He’s headed a few blocks south, where Shalom Ministries gives him three to-go boxes of pancakes and oatmeal. After passing by other homeless people, he complains about the new generation of homeless. Carver doesn’t understand how they rip each other off, beat each other up, even kill each other — but still sometimes get high together. 

Carver gets high on his own and sticks to weed — meth only “once in a blue moon” — because he’s afraid of needles. He says he’s careful to avoid eye contact with anyone on the street for fear they might attack or rob him. He says it’s been years since he’s had a relationship with a woman; they come crying to him when their boyfriends beat them up, he says, but always end up going back to them. 

Some unhoused people, like Chris Carver, avoid shelters even when they are available. They say they feel unsafe and uncomfortable in them. (Erick Doxey/InvestigateWest)

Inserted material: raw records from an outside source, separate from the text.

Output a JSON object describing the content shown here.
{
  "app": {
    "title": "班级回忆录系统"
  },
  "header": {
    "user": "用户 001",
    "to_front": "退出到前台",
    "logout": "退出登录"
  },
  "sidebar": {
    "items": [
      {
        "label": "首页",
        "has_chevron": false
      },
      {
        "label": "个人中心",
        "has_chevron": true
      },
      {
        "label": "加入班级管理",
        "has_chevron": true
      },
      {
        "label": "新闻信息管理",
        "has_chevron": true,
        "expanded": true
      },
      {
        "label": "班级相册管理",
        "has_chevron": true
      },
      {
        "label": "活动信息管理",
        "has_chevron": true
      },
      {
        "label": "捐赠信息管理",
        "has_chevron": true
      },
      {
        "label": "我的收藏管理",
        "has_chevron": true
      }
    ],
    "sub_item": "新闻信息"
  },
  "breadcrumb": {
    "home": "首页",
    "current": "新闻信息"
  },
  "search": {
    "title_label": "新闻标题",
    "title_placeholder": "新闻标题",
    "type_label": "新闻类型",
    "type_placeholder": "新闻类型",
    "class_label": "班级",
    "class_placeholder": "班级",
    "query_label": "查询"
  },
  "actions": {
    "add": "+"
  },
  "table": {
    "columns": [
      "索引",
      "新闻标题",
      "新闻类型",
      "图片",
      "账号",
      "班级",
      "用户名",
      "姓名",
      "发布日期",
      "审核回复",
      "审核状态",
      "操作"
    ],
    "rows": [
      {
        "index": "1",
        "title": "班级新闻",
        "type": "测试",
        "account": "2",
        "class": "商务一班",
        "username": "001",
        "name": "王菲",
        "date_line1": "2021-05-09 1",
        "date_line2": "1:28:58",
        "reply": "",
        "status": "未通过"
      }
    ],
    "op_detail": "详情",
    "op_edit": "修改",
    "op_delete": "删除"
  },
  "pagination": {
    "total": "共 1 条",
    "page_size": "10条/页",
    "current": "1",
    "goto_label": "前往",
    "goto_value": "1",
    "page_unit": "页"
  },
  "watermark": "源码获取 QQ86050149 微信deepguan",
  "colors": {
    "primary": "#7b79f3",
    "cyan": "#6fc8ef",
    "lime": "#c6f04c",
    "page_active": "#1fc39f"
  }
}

It’s a typical morning for Carver. He wakes up miserable. He searches for food, a bathroom, a place to rest in peace. It seems that everywhere he goes, “No Trespassing” signs remind him that he’s not supposed to be there. Some days, like today, he ends up at Compassionate Addiction Treatment, a local recovery center that lets him inside even though he’s not a patient. He limps there with his to-go boxes, bending to pick up any penny he sees on the sidewalk. 

Out front, a woman asks around for a lighter. She sees Carver. 

“Oh, Chris, I know you have a lighter,” she says. 

“Here you go,” Carver says.

She hands Carver a cigarette in exchange. He is polite and friendly, but when she leaves, he sticks out his tongue in disgust. 

“Ugh, menthols.” 

Inside the treatment center, he takes a chair at a dining table used for group therapy and opens his boxes of food. The oatmeal is so sticky it almost breaks his plastic fork. The pancakes are burned. He tosses out the little boxes of raisins that came with the meal.

He gets up to grab some cookies and coffee, loading up as much as he can. A woman named Rebecca is in his seat when he comes back. 

“Excuse me, Rebecca, you’re in my seat,” he says. 

She moves. But when he gets up for another cookie, she takes his seat again, even though every other chair at the table is empty. He remains polite.

“Rebecca, you’re in my seat,” he says. “Can you please move?”

She moves again. Finally settled, Carver smothers his pancakes with syrup, his head bent low, studying how the syrup drips over the cakes. He takes a sugar cookie and dips it in his coffee, leaving it in a long time until he deems it ready to take out. He ignores the people shuffling in and out around him. It takes him 30 minutes to finish his food. When he’s done, he trades with another homeless man the cigarette he got earlier for a half carton of milk to wash it all down. 

A group session is about to start and Carver leaves, back out into the freezing weather. It’s cold days like this that make jail an appealing option, he says. There, at least, he doesn’t have to trek across town to have a meal in peace. 

I ask which he prefers in the winter: jail, or life on the streets. 

He thinks about it. 

“Jail,” he says. Then, a qualifier: “If I was able to smoke weed inside.” 

*   *   *

Sarah Gillespie, an associate vice president at the Urban Institute, a D.C.-based think tank, cautions care when using the word “choice” when it comes to people who are homeless. As someone who studies the issue, Gillespie finds herself in a constant battle with what she calls the “myth” that living on the streets or landing in jail is a choice. If given the chance to have housing or not, the vast majority of people would choose housing, her studies have found.

“We do know what the solutions are,” Gillespie says. “It’s really about, what is it going to take to get communities on board, to scale the solution to the level needed?” 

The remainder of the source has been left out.